Г. И. Петров говорил мне, что любимым художником Келдыша был Марке. Наши вкусы полностью совпадают. Впрочем, существуют ещё Левитан, Поленов, Серов, Босх, Матисс, Дали… Их много, здесь я любвеобилен…
Чтобы сниматься в кино или выступать по телевидению, надо иметь хотя бы одну черту лица. Далеко не все её имеют.
«Рост травы и движение пара требуют равновеликих механиков».
Андрей Платонов.
Образованный человек должен ясно представлять себе отличия между бабируссой, эвольвентой и реконкистой[523]

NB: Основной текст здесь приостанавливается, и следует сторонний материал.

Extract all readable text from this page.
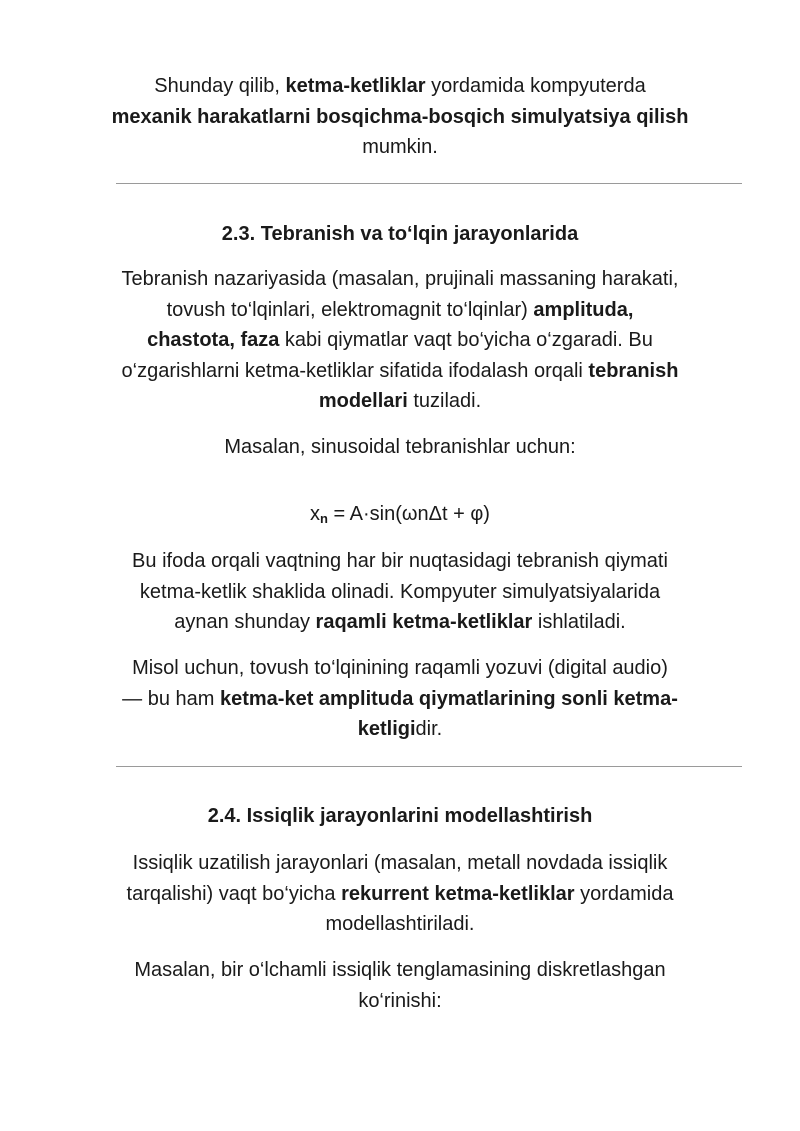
Shunday qilib, ketma-ketliklar yordamida kompyuterda
mexanik harakatlarni bosqichma-bosqich simulyatsiya qilish
mumkin.
2.3. Tebranish va to‘lqin jarayonlarida
Tebranish nazariyasida (masalan, prujinali massaning harakati,
tovush to‘lqinlari, elektromagnit to‘lqinlar) amplituda,
chastota, faza kabi qiymatlar vaqt bo‘yicha o‘zgaradi. Bu
o‘zgarishlarni ketma-ketliklar sifatida ifodalash orqali tebranish
modellari tuziladi.
Masalan, sinusoidal tebranishlar uchun:
$x_n = A\cdot\sin(\omega n\Delta t + \varphi)$
Bu ifoda orqali vaqtning har bir nuqtasidagi tebranish qiymati
ketma-ketlik shaklida olinadi. Kompyuter simulyatsiyalarida
aynan shunday raqamli ketma-ketliklar ishlatiladi.
Misol uchun, tovush to‘lqinining raqamli yozuvi (digital audio)
— bu ham ketma-ket amplituda qiymatlarining sonli ketma-
ketligidir.
2.4. Issiqlik jarayonlarini modellashtirish
Issiqlik uzatilish jarayonlari (masalan, metall novdada issiqlik
tarqalishi) vaqt bo‘yicha rekurrent ketma-ketliklar yordamida
modellashtiriladi.
Masalan, bir o‘lchamli issiqlik tenglamasining diskretlashgan
ko‘rinishi:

.Пауки в ванной. (Энтомологические наблюдения.) Заметил, что пауки очень любят ванны, притом, что мухи в ваннах не водятся. В нашей квартире пауков нет, но если попадётся изредка экземпляр, то непременно в ванне. То же наблюдал и в других квартирах. Всё это столь же примечательно, сколь и загадочно. По отвесной кафельной стенке паук не может проползти в ванну, он непременно подскользнётся и сорвётся. Если предположить, что он спустился на паутине, то это значит, что он жил над ванной, среди её испарений и в отсутствии мух. Кроме того, после того как он спустился, паутина должна остаться. Не может он залезть и с той стороны, с которой залезаем мы. Зачем паукам ванна? Если им надобна вода, почему не идут в унитаз, не залезают в раковины, не пьют на кухне? Отчего именно ванна? Положительно, нрав сих насекомых содержит ещё немало тайн!
Сегодня в разговоре спутал Джи-Джи Томсона[524]
с лордом Кельвином[525]. Никто не заметил, но мне так стыдно! Ведь мне уже 48 лет, а такие бездны невежества!Илья Михайлович Франк[526]
смотрел, оказывается, мою телепередачу из цикла «Президенты Академии наук» и говорит мне:— Вы несколько подпортили передачу…
— Чем же, Илья Михайлович?!
— Вы сказали, что Сергей Иванович[527]
говорил на трёх языках. А он говорил на шести!